Difficile d’avoir une réponse unique à cette question. Le management de la santé est actuellement le parent pauvre de nombreuses entreprises, dans le secteur tertiaire notamment. Là où l’industrie a très tôt intégré à ses méthodes un pilotage centralisé de la santé et de la sécurité au travail, les entreprises de services restent souvent (mis à part de grandes entreprises dotées de services RH fournis et suivant une réelle démarche de prévention) sur une forme de déni. Il n’y a pas de chaînes de production, il n’y a pas de boulons à visser, nous ne sommes pas dans l’industrie : le travail ne peut pas faire mal. Récemment, ces entreprises se sont penchées sur ce qui paraît être la face émergée de l’iceberg, à savoir les crises relevant des risques psychosociaux (RPS). Prise de conscience indispensable mais incomplète, et le plus souvent one-shot. Le nombre d’entreprises de services ayant investi le terrain de la prévention primaire et du management de la santé au travail est réduit. Le même constat pourrait être également établi pour nombre de PME ainsi que la fonction publique, pour d’autres motifs. Au sein des PME, le premier obstacle à la mise en œuvre d’une politique de santé au travail tient à la taille de l’entreprise. Il n’est pas aisé de dégager une personne sur tout ou partie de son  temps de travail, chargée de définir et d’animer la prévention des risques et la qualité de vie au travail. Concernant la fonction publique, la culture santé au travail est naissante dans nombre d’administrations (cf. la signature de l’accord sur la santé et la sécurité au travail dans la fonction publique en 2009). Seule la fonction publique hospitalière était dotée de CHSCT avant le 1er janvier 2014. Dans les fonctions publiques d’Etat et territoriale, l’instance a tout juste 2 ans.

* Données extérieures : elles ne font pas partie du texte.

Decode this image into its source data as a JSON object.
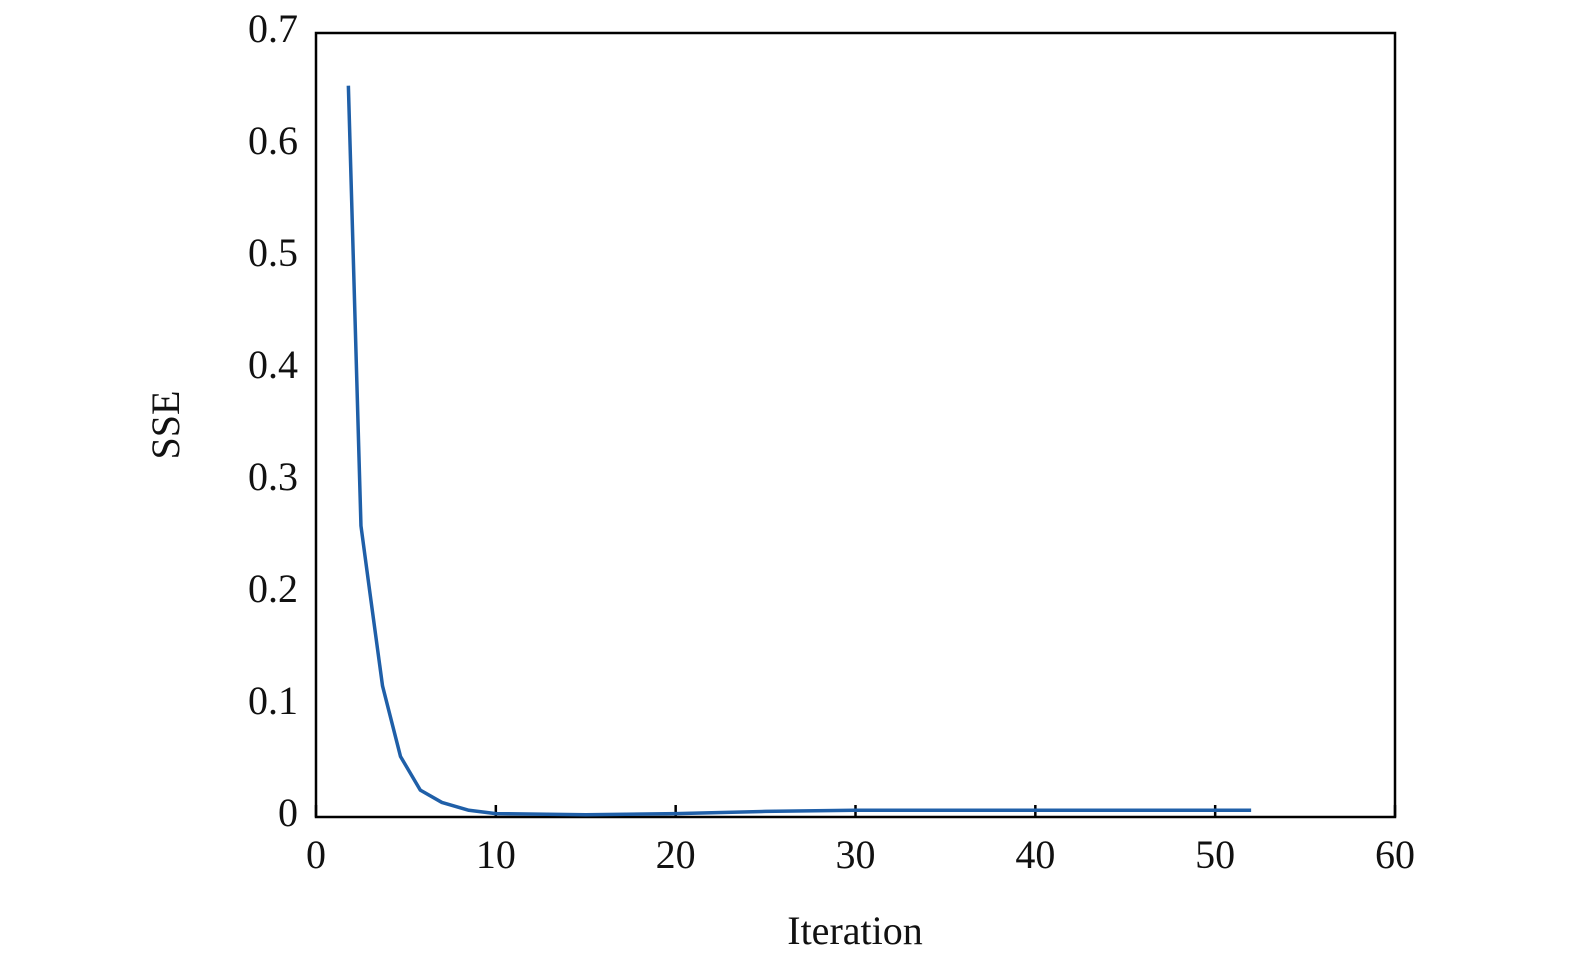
{
  "chart_data": {
    "type": "line",
    "x_label": "Iteration",
    "y_label": "SSE",
    "x": [
      1.8,
      2.5,
      3,
      3.7,
      4.7,
      5.8,
      7,
      8.5,
      10,
      15,
      20,
      25,
      30,
      40,
      52
    ],
    "series": [
      {
        "name": "SSE",
        "color": "#1f5fa8",
        "values": [
          0.653,
          0.26,
          0.2,
          0.117,
          0.054,
          0.024,
          0.013,
          0.006,
          0.003,
          0.002,
          0.003,
          0.005,
          0.006,
          0.006,
          0.006
        ]
      }
    ],
    "xlim": [
      0,
      60
    ],
    "ylim": [
      0,
      0.7
    ],
    "xticks": [
      0,
      10,
      20,
      30,
      40,
      50,
      60
    ],
    "yticks": [
      0,
      0.1,
      0.2,
      0.3,
      0.4,
      0.5,
      0.6,
      0.7
    ]
  }
}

Pourtant, les salariés de ces établissements et entreprises sont tous ou presque concernés par la transformation numérique du travail. Aux sources mêmes de la problématique des RPS apparue ces dernières années, on peut lister plusieurs facteurs de risques directement issus de cette transformation numérique : renforcement du contrôle du travail par des outils de quantification de l’activité (reporting permanent, planification quasi industrielle du travail, voir „autonomie), intensification du travail et des „rythmes par l’utilisation d’outils numériques important les excès du lean management dans la sphère des services, multiplication des connexions professionnelles et sollicitations permanentes portant atteinte à l’équilibre de vie et à la santé des salariés, etc.

La transformation numérique des conditions de travail ne ferait donc qu’accentuer cette problématique de santé au travail, dans un contexte où les politiques de prévention et de management de la santé au travail sont pour le moins disparates et incomplètes.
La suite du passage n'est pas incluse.